UN SOIR DU 5 JUILLET 1962  Adrienne CHAMPREDONDE de Zegla


Un soir de fin juin 1962 comme à l'accoutume, mon père, rentrant de son travail,(il était garde forestier, ou quelque chose du genre) dit en rentrant à ma mère, "on va partir en France". On ne peut plus rester ici, les ' fellagas '  tuent tout ce qui bouge. Ma mère commença à pleurer, et nous les enfants (7), nous posions un tas de questions aux qu'elles, ils ne pouvaient pas  répondre, j'avais 15ans,
      A 15 ans on croit tout savoir, j'avais un petit copain, il s'appelait  Claude Doux, nous habitions à Mercier Lacombe tout s'écroulait pour moi. Ses parents et les miens en parlèrent, et il m'offrit une jolie bague et nous voilà fiancés, j'étais heureuse, à 15 ans !!!! Rien ne pouvait nous séparer, même pas la mer Méditerranée.
      Ma mère s'affairait à faire 2 misérables valises avec quelques vêtements pour 7 enfants et mes parents. Comment arrivait t- elle à réfléchir à ce qu'il fallait emporter, je ne le sais pas.

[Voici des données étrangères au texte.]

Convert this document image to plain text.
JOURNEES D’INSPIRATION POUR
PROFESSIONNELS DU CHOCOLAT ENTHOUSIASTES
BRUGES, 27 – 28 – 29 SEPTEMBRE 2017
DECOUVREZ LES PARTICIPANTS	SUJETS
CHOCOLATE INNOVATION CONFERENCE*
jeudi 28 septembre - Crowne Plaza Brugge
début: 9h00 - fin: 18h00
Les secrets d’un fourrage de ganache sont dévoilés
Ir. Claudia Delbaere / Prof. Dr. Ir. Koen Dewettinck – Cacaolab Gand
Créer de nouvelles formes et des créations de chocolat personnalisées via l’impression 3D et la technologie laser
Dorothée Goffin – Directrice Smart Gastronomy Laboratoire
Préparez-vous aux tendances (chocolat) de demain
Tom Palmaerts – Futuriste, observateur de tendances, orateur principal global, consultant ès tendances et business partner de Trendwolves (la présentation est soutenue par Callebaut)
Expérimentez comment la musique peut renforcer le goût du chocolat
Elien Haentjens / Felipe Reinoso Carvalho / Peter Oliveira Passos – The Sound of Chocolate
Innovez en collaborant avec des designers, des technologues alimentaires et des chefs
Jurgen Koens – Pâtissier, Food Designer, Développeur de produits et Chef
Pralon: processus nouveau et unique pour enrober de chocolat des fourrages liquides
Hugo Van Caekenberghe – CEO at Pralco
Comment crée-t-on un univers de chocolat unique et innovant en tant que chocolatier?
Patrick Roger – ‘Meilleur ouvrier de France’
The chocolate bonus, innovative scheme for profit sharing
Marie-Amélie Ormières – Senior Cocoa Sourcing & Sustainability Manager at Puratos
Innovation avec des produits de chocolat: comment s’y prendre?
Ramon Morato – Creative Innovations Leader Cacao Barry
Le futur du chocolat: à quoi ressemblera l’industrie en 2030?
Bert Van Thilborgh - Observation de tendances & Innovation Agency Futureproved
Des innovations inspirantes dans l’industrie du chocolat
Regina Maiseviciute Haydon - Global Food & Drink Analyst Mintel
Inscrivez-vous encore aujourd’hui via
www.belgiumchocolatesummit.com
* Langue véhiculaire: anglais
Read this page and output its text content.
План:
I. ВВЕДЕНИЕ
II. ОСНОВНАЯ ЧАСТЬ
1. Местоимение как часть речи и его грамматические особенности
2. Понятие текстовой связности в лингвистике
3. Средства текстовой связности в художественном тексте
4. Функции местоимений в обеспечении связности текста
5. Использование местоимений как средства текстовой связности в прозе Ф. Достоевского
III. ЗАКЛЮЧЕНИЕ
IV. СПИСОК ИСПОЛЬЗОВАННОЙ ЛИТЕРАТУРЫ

      Et voilà que tout se précipite, maman donne à droite et gauche le peu de vaisselle que nous avions, un camion embarque la machine à laver (oh à cette époque c'était un investissement que d'en avoir une) le dernier grand matelas acheté, et quelques cartons.
      Nous voilà dans le car, entassés, avec d'autre gens, des gosses qui pleuraient, mais des adultes aussi, maman pleurait beaucoup. Papa lui était dans le camion, avec nos affaires. On allait chez ma grand-mère à Sidi-Bel-Abbès.
      On y passa 2 ou 3 jours chez (mémé), et de là, un autre car avec plein de gens en pleurs, on part sur Oran,......
      Et là c'était l'horreur pour des yeux d'enfants !!! les arabes nous criaient des insultes, jetaient des pierres sur le car qui passait, on hurlait de terreur, je n'oublierais jamais de voir autant de haine venant de ces gens agglutinés sur notre parcours le long de cette interminable route qui nous mène où  ??????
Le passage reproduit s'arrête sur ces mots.